Free Core Web Vitals Checker

Real user performance data from Google's Chrome UX Report (CrUX) — the same dataset Google uses as a Page Experience ranking signal. No registration required.

Enter a full URL or just a domain. If URL-level data is unavailable, origin-level data is shown.

The three Core Web Vitals — explained

LCP
Largest Contentful Paint

Measures loading performance — how long it takes for the largest visible element (image, video poster, or text block) to render.

Good ≤ 2.5s Poor > 4s
CLS
Cumulative Layout Shift

Measures visual stability — how much the page layout moves unexpectedly while loading (e.g. buttons shifting before a user clicks them).

Good ≤ 0.1 Poor > 0.25
INP
Interaction to Next Paint

Measures interactivity — the delay between a user's click, tap, or key press and the next visual update on screen. Replaced FID in 2024.

Good ≤ 200ms Poor > 500ms

Why real-user data (CrUX) beats lab tests

Google Lighthouse and PageSpeed Insights run your page in a controlled lab environment — a single device, a single network, no third-party scripts cached. The results change every time you run the test. CrUX data is different: it aggregates actual Chrome browser sessions from real visitors over a 28-day rolling window, weighted by device type and connection speed.

When Google evaluates your Page Experience ranking signal, it uses CrUX — not Lighthouse. A page that gets a 90 score in Lighthouse can still fail Core Web Vitals in Google Search Console if real users on slow 4G connections experience high LCP. Our checker shows you the same field data Google uses, so there are no surprises.

Additional metrics we show

FCP — First Contentful Paint

Time until the first text or image is visible. Good: ≤ 1.8s. A high FCP indicates slow server response or render-blocking resources.

TTFB — Time to First Byte

Server response time before the browser receives the first byte. Good: ≤ 0.8s.
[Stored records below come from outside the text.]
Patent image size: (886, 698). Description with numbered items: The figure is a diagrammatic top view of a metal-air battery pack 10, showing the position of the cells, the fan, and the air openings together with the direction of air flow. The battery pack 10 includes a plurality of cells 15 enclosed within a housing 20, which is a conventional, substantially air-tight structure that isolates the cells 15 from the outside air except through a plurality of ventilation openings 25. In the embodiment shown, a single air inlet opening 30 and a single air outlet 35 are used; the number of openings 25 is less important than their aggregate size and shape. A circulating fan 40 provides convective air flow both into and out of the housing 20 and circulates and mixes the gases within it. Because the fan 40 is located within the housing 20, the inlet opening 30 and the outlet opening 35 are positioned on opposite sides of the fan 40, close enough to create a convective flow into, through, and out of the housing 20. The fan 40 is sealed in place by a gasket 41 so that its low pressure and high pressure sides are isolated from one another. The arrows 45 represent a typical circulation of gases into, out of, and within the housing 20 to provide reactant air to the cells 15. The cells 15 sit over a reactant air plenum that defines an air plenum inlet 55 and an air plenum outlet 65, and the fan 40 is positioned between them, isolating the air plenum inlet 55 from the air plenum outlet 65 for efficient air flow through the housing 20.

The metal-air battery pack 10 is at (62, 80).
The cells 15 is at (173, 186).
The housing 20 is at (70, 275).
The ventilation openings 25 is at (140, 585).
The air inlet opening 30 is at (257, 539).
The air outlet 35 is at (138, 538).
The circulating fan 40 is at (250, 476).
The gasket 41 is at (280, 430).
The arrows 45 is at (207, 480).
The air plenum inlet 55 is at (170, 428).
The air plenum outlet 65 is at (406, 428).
Directly reflects hosting performance, CDN effectiveness, and server-side processing time.

Frequently asked questions

CrUX (Chrome User Experience Report) is an opt-in dataset collected by the Chrome browser from real users who have chosen to share usage statistics with Google. It aggregates page load performance over a rolling 28-day window, broken down by device type (phone vs desktop) and effective connection type. Google publishes this data via its CrUX API and uses it to determine Core Web Vitals status in Google Search Console and the Page Experience signal.

CrUX only includes a URL in its dataset if it receives enough real Chrome user sessions to meet a minimum privacy threshold (roughly a few thousand sessions per 28 days). Low-traffic URLs — even on high-traffic domains — often lack URL-level data. In that case, we automatically fall back to origin-level data (your entire domain), which gives a broader but still useful picture of performance.
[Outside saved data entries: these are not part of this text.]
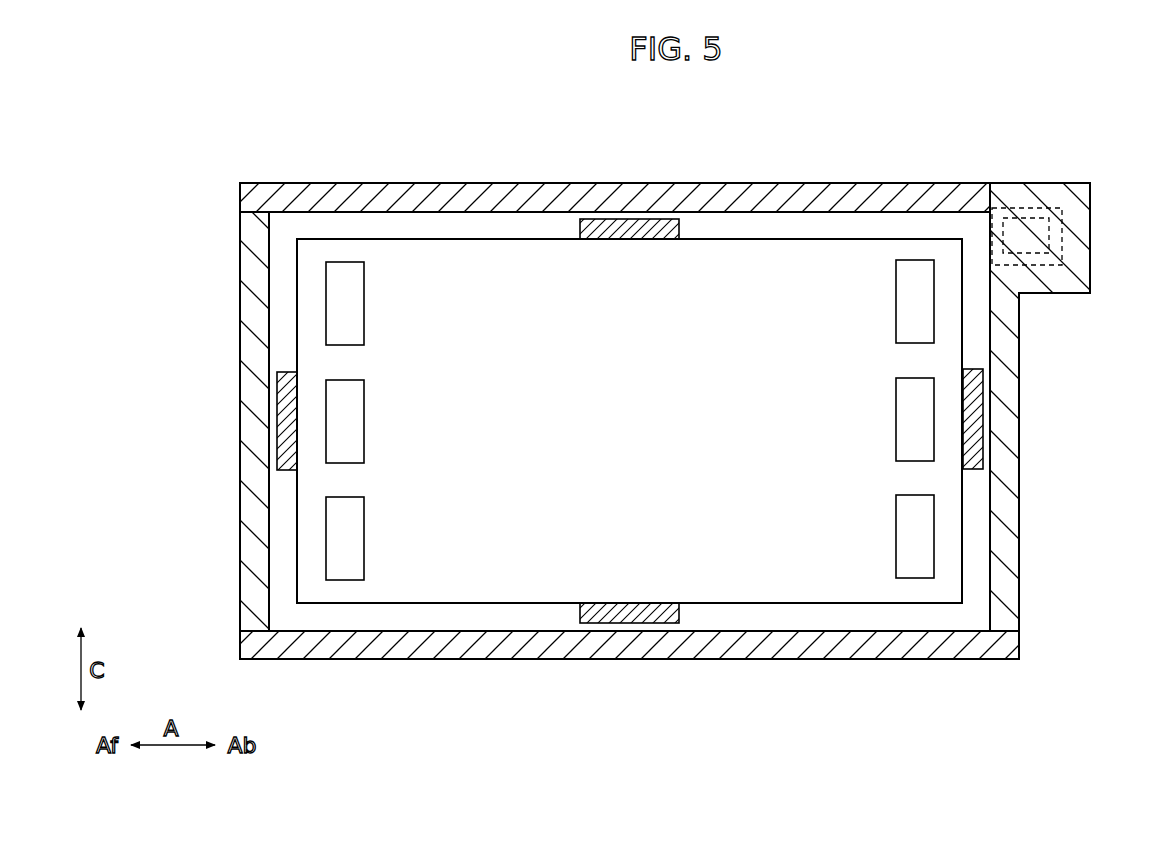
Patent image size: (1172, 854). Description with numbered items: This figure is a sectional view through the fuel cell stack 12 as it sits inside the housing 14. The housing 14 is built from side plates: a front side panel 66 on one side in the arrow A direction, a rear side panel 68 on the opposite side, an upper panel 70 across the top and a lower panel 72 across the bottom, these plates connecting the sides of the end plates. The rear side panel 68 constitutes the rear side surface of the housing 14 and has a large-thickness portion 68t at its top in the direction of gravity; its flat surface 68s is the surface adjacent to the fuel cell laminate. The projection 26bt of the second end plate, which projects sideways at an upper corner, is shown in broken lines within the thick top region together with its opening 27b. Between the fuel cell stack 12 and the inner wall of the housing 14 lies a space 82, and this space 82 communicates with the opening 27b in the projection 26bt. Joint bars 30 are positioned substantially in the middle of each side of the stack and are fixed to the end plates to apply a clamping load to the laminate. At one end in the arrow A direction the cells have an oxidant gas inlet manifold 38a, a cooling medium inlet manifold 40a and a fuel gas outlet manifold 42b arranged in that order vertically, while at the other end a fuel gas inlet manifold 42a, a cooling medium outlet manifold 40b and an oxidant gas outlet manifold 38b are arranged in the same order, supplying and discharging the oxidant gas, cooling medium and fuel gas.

The housing 14 is at (450, 172).
The upper panel 70 is at (722, 196).
The lower panel 72 is at (792, 653).
The front side panel 66 is at (247, 295).
The rear side panel 68 is at (1022, 569).
The flat surface 68s is at (986, 272).
The large-thickness portion 68t is at (1050, 292).
The projection 26bt is at (1048, 222).
The opening 27b is at (1037, 232).
The space 82 is at (904, 226).
The fuel cell stack 12 is at (835, 236).
The joint bar 30 is at (635, 238).
The oxidant gas inlet manifold 38a is at (355, 297).
The cooling medium inlet manifold 40a is at (355, 415).
The fuel gas outlet manifold 42b is at (355, 541).
The fuel gas inlet manifold 42a is at (908, 296).
The cooling medium outlet manifold 40b is at (908, 414).
The oxidant gas outlet manifold 38b is at (905, 538).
Yes — Core Web Vitals are part of Google's Page Experience signal, which has been a ranking factor since 2021. Google uses a page's CrUX p75 values to determine whether it passes or fails each metric. Pages that pass all three Core Web Vitals (LCP, CLS, INP) receive a Page Experience ranking boost and are eligible to appear in certain Google Search features. However, content quality and relevance remain the dominant ranking factors — excellent Core Web Vitals won't rank a page for irrelevant queries, but poor scores can hold back a page that should otherwise rank well.

LCP is most often caused by a slow server (high TTFB), a large unoptimised hero image, or render-blocking CSS and JavaScript. Start by checking TTFB — if it's above 0.8s, focus on server performance or CDN configuration first. Then optimise the LCP element itself: serve images in WebP or AVIF format, add fetchpriority="high" to the LCP image, and ensure it is not lazy-loaded. Eliminating render-blocking scripts and using a CDN for static assets typically brings the biggest gains.

Both use the same CrUX dataset, but Search Console groups URLs into cohorts and reports the p75 across the group, while the CrUX API can return individual URL-level p75 values. Additionally, Search Console's Core Web Vitals report categorises pages based on whether 75% of sessions in the cohort pass — a stricter interpretation than a single URL's p75. The values will be close but may not match exactly.